In a recent post I wrote about the role of discomfort in group dynamics. Trying something new is generally not comfortable. Trying to communicate in a different way is not comfortable. Finally digging in and dealing with hard stuff that you’ve been avoiding is not comfortable. A certain level of discomfort can be necessary for progress.
I like to compare this to fitness. The only way for muscles to become stronger is to work them hard, which is NOT comfortable. But they can only rebuild stronger if they have been stressed. If you work too hard for too long, without adequate rest, the muscles fail. The challenge is to find the optimum amount of stress that will lead to the desired growth. As facilitator and trainer, it’s my job to push a team’s communication and collaboration muscles to new strength, while maintaining safety.

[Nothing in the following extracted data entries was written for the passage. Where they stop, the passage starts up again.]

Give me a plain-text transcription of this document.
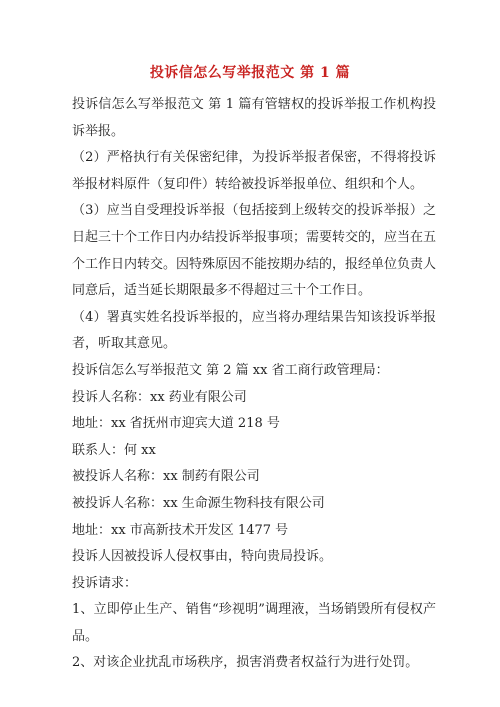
投诉信怎么写举报范文 第 1 篇

投诉信怎么写举报范文 第 1 篇有管辖权的投诉举报工作机构投诉举报。

（2）严格执行有关保密纪律，为投诉举报者保密，不得将投诉举报材料原件（复印件）转给被投诉举报单位、组织和个人。

（3）应当自受理投诉举报（包括接到上级转交的投诉举报）之日起三十个工作日内办结投诉举报事项；需要转交的，应当在五个工作日内转交。因特殊原因不能按期办结的，报经单位负责人同意后，适当延长期限最多不得超过三十个工作日。

（4）署真实姓名投诉举报的，应当将办理结果告知该投诉举报者，听取其意见。

投诉信怎么写举报范文 第 2 篇 xx 省工商行政管理局：

投诉人名称：xx 药业有限公司

地址：xx 省抚州市迎宾大道 218 号

联系人：何 xx

被投诉人名称：xx 制药有限公司

被投诉人名称：xx 生命源生物科技有限公司

地址：xx 市高新技术开发区 1477 号

投诉人因被投诉人侵权事由，特向贵局投诉。

投诉请求：

1、立即停止生产、销售“珍视明”调理液，当场销毁所有侵权产品。

2、对该企业扰乱市场秩序，损害消费者权益行为进行处罚。
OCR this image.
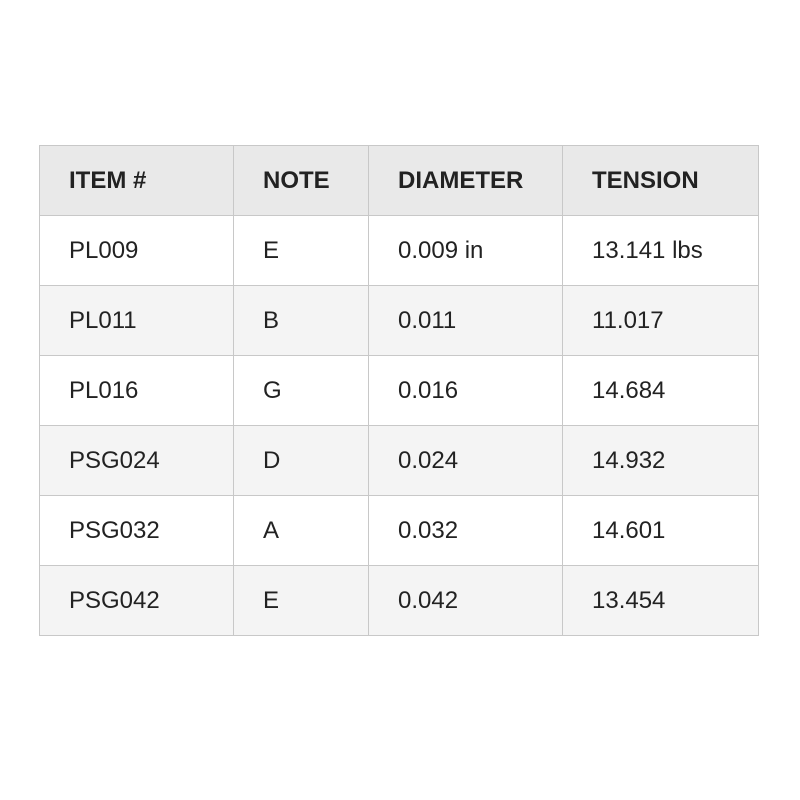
ITEM #	NOTE	DIAMETER	TENSION
PL009	E	0.009 in	13.141 lbs
PL011	B	0.011	11.017
PL016	G	0.016	14.684
PSG024	D	0.024	14.932
PSG032	A	0.032	14.601
PSG042	E	0.042	13.454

So what do I mean by safety? It is the job of the facilitator to maintain an environment in which participants can speak — and disagree– freely without being attacked. It means making space for those who tend not to talk as much, often by reigning in those who tend to talk too much. It means reading the underlying emotions in the room. It means intervening when it appears that one person’s comments have not landed well on another. It means helping folks HEAR each other.
It DOESN’T mean keeping things so “nicey-nice” that the hard things don’t get said, but helping folks express themselves in a way the others can hear it, even if it’s hard stuff. It means directing the fire so that it warms, illuminates, and inspires — without burning down the house.